Two-time Super Bowl champion Osi Umenyiora, who played 12 seasons (2003-14) with the Giants and Falcons, is the primary alumni proponent for developing players of African descent. He was born in London (U.K.) to Nigerian parents and spent eight years in Nigeria as a youth. He has been granting scholarships and donating resources to that country for two decades.
”My hopes and dreams for the program this month,” says the 40-year-old Umenyiora “are first of all to bring attention to all the great alumni from Africa who have been in the league.
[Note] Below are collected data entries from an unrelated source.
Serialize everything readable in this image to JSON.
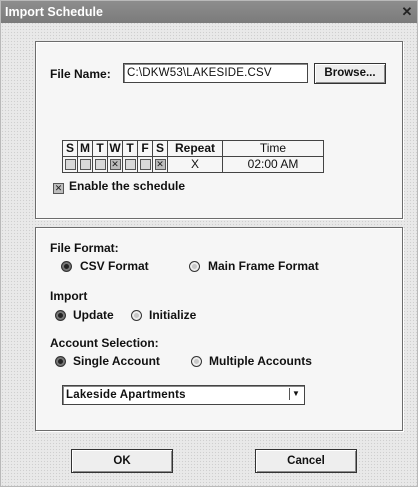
{
  "window": {
    "title": "Import Schedule"
  },
  "file": {
    "label": "File Name:",
    "value": "C:\\DKW53\\LAKESIDE.CSV",
    "browse_label": "Browse..."
  },
  "schedule": {
    "days": [
      "S",
      "M",
      "T",
      "W",
      "T",
      "F",
      "S"
    ],
    "day_checked": [
      false,
      false,
      false,
      true,
      false,
      false,
      true
    ],
    "repeat_header": "Repeat",
    "repeat_mark": "X",
    "time_header": "Time",
    "time_value": "02:00 AM"
  },
  "enable": {
    "label": "Enable the schedule",
    "checked": true
  },
  "format": {
    "label": "File Format:",
    "options": [
      {
        "label": "CSV Format",
        "selected": true
      },
      {
        "label": "Main Frame Format",
        "selected": false
      }
    ]
  },
  "import": {
    "label": "Import",
    "options": [
      {
        "label": "Update",
        "selected": true
      },
      {
        "label": "Initialize",
        "selected": false
      }
    ]
  },
  "account": {
    "label": "Account Selection:",
    "options": [
      {
        "label": "Single Account",
        "selected": true
      },
      {
        "label": "Multiple Accounts",
        "selected": false
      }
    ],
    "dropdown_value": "Lakeside Apartments"
  },
  "buttons": {
    "ok": "OK",
    "cancel": "Cancel"
  }
}
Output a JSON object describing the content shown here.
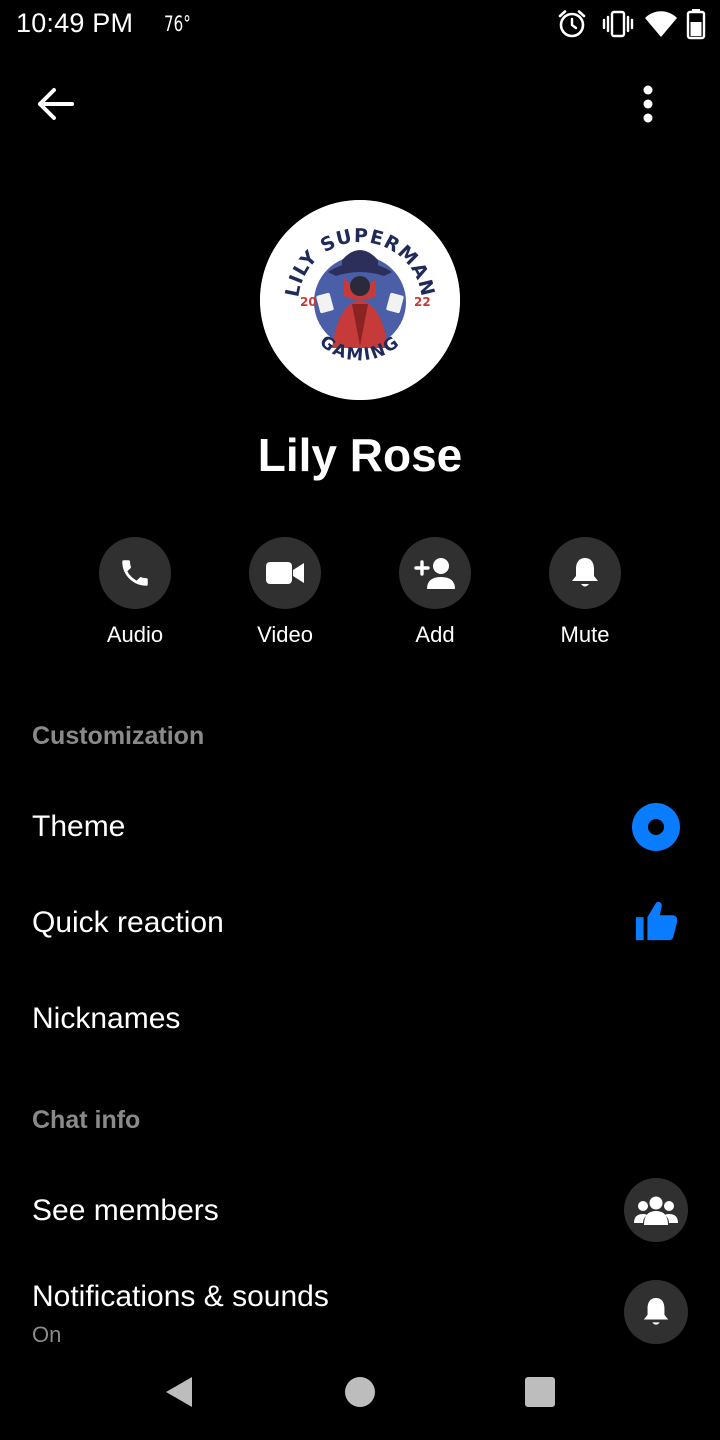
{
  "status_bar": {
    "time": "10:49 PM",
    "temperature": "76°",
    "icons": [
      "alarm-icon",
      "vibrate-icon",
      "wifi-icon",
      "battery-icon"
    ]
  },
  "top_bar": {
    "icons": [
      "back-arrow-icon",
      "more-vertical-icon"
    ]
  },
  "profile": {
    "avatar_text": {
      "top": "LILY SUPERMAN",
      "left": "20",
      "right": "22",
      "bottom": "GAMING"
    },
    "name": "Lily Rose"
  },
  "actions": [
    {
      "label": "Audio",
      "icon": "phone-icon"
    },
    {
      "label": "Video",
      "icon": "video-camera-icon"
    },
    {
      "label": "Add",
      "icon": "add-person-icon"
    },
    {
      "label": "Mute",
      "icon": "bell-icon"
    }
  ],
  "customization": {
    "header": "Customization",
    "theme_label": "Theme",
    "quick_reaction_label": "Quick reaction",
    "nicknames_label": "Nicknames"
  },
  "chat_info": {
    "header": "Chat info",
    "see_members_label": "See members",
    "notifications_label": "Notifications & sounds",
    "notifications_status": "On"
  },
  "colors": {
    "background": "#000000",
    "accent": "#0a7cff",
    "button_bg": "#303030",
    "muted_text": "#8a8a8a"
  },
  "nav_bar": {
    "icons": [
      "back-triangle-icon",
      "home-circle-icon",
      "recents-square-icon"
    ]
  }
}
We also want to give today’s young men of Africa, who have the talent to play this game, an opportunity to travel here and showcase their skills in front of our NFL coaches and player personnel staffs.”
In addition to Umenyiora, NFL Alumni local chapter president Roman Oben, a Cameroon (West Africa) native; Mathias Kiwanuka; and Maruice Jones-Drew participated in the African program as instructors earlier this month.
We at NFL Alumni support any initiative that expands the popularity of our game and identifies young men from around the globe who can contribute as players to the game we all love.